AI Will Be Ubiquitous in 2020 but Overhyped in 2017 – Gartner

Artificial intelligence will be baked into nearly every new software product and service by 2020, but the rush to claim AI integration today is causing confusion, according to a new report from analyst firm Gartner.

While virtually every company across industry verticals is busy today figuring out what AI can do for their business, the hype around it is causing many to jump the gun on building and marketing AI-based products, rather than truly understanding them and their value first, Gartner Inc. says, noting that AI didn't crack its top 100 search terms on gartner.com in January 2016 but was number seven by May 2017. (See Is IBM's Watson Overhyped & Soon to Be Outdone?)

That said, by 2020, the firm expects it to be a top five investment priority for more than 30% of CIOs.

The various forms of AI are attracting equal parts interest -- for their potential to automate processes, simplify complex tasks, improve security and more -- and fear over the potential to displace jobs or even lives. (See Will AI Create More Jobs Than It Destroys?)

For more on artificial intelligence in the world of telecom, visit the dedicated automation content page here on Light Reading.

As it relates to telecom and enterprise, the threats are a little less existential, and AI is seen as augmenting humans' work rather than displacing it. Gartner defines AI as the "systems that change behaviors without being explicitly programmed, based on data collected, usage analysis and other observations." It identifies three things that tech providers need to understand in order to move beyond the hype and make AI work for them:

  • Build a collection of case studies with quantifiable results achieved using AI in order to differentiate from the more than 1,000 vendors that are "AI washing," or applying the AI label to liberally and confusing buyers.

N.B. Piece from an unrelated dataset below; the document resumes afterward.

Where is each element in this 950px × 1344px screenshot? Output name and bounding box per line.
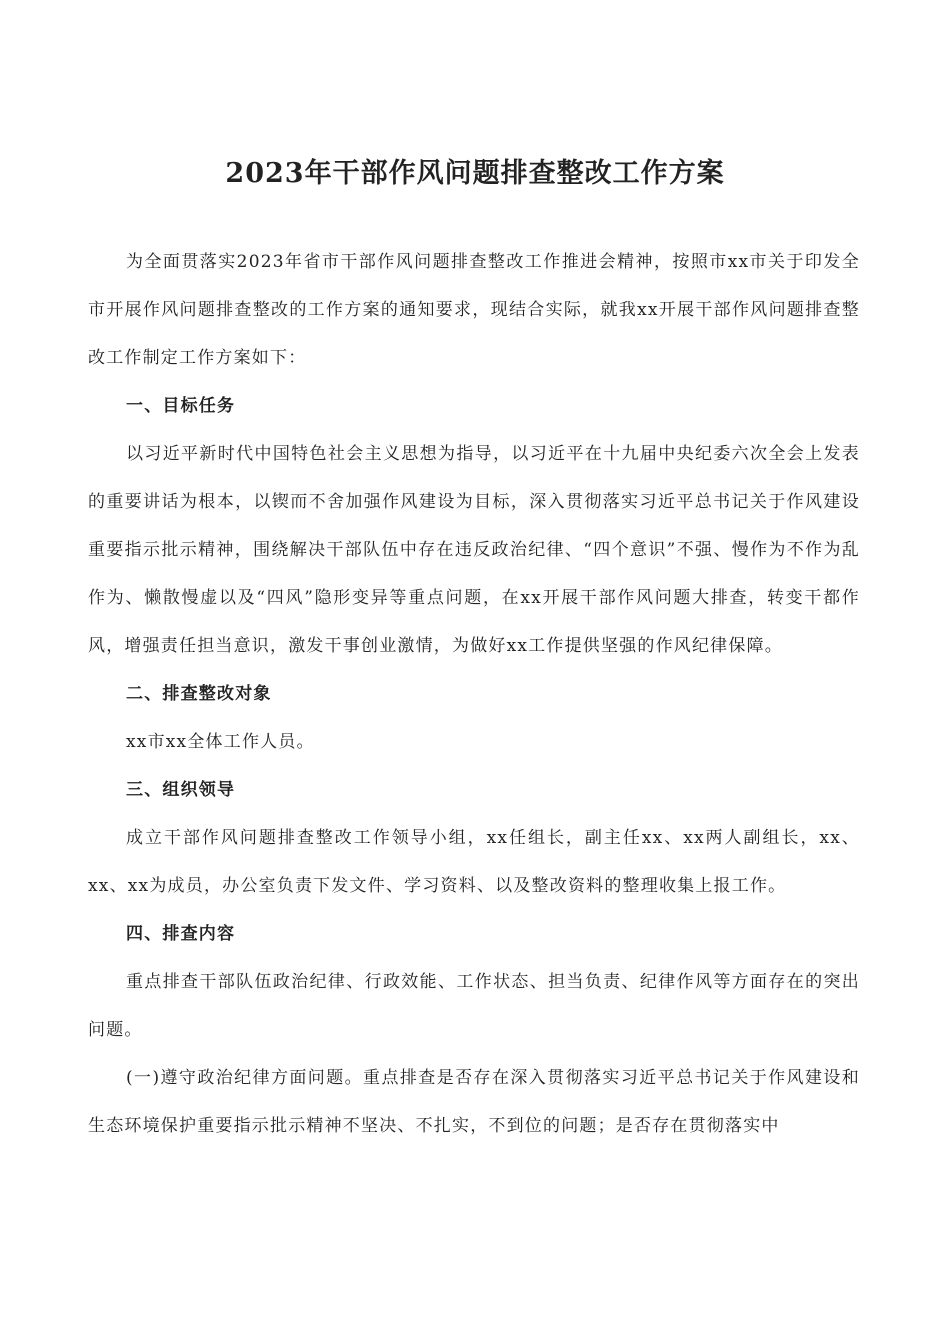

  • Keep it simple and use proven, less complex machine learning capabilities to solve a business challenge rather than using AI just for the sake of it.

  • Offer solutions to actual business problems like process automation rather than focus on cutting-edge technology. Over half of respondents to a Gartner survey also indicated that a lack of staff skills was a top challenge to adopting AI, so Gartner advises that vendors highlight how their solutions address the skills shortage. (See IBM: AI Needs More Than Just Technology.)

    — Sarah Thomas, Circle me on Google+ Follow me on TwitterVisit my LinkedIn profile, Director, Women in Comms

  • James_B_Crawshaw 7/18/2017 | 7:08:32 PM
    AI in telecoms Re AI washing - Andy Tiller wrote in March: "The bar for what counts as Artificial Intelligence is continually rising. Technologies should lose their AI status when they become routine (optical character recognition is no longer recognised as an example of AI for this reason)."

    One of the key applications of AI in the telco industry is in process automation. The current state of play is that operations staff write scripts to automate processes. A number of companies offer Robotic Process Automation solutions which simplify this script-writing. RPA is widely used in financial services while telecom is a relatively late adopter. To take this to the next level we have initiatives like TMF's SID which aim to create device and service models which enable greater programmability of the network. By embedding AI in these orchestration systems and lower level RPA/scripts the hope is that we can increase the level of automation in network operations even further.

    You can read more about this in this article here: Automatic for the Operations People
    Sarah Thomas 7/18/2017 | 5:32:51 PM
    Re: hype cyclin That's fair, but I think that's where the many definitions of AI and machine learning come in. It's not a lie so much as a gray area, or just typical marketing...
    mendyk 7/18/2017 | 5:22:30 PM
    Re: hype cyclin But that's really not hype so much as deception or obfuscation.
    Sarah Thomas 7/18/2017 | 5:18:19 PM
    Re: hype cyclin Similar to how 5G will be a reality in 2020, but there are a ton of pre-5G, 5G-esque, 5G-ready type of deployments happening today. 
    Sarah Thomas 7/18/2017 | 5:18:19 PM
    Re: hype cyclin Similar to how 5G will be a reality in 2020, but there are a ton of pre-5G, 5G-esque, 5G-ready type of deployments happening today. 
    mendyk 7/18/2017 | 4:37:26 PM
    Re: hype cyclin The Gartner analysis as reported here is a bit ... puzzling. How can something be overhyped if the ultimate conclusion is that it will be a major force in three years' time?
    Sarah Thomas 7/18/2017 | 4:02:07 PM
    hype cyclin Gartner's definition of AI is helpful, because there are a lot of definitions floating around out there, which is one reason vendors are busy claiming they have AI solutions when it may not be the true technology. It runs the gamut from basic machine learning to the scary, potentially deadly robots Elon Musk is calling on the government to regulate. 

    The hype, various definitions and bandwagoning seem very familar, because the same thing happened with 5G (and most new technologies)...It'll quiet down, but AI really will be vital in the very near future.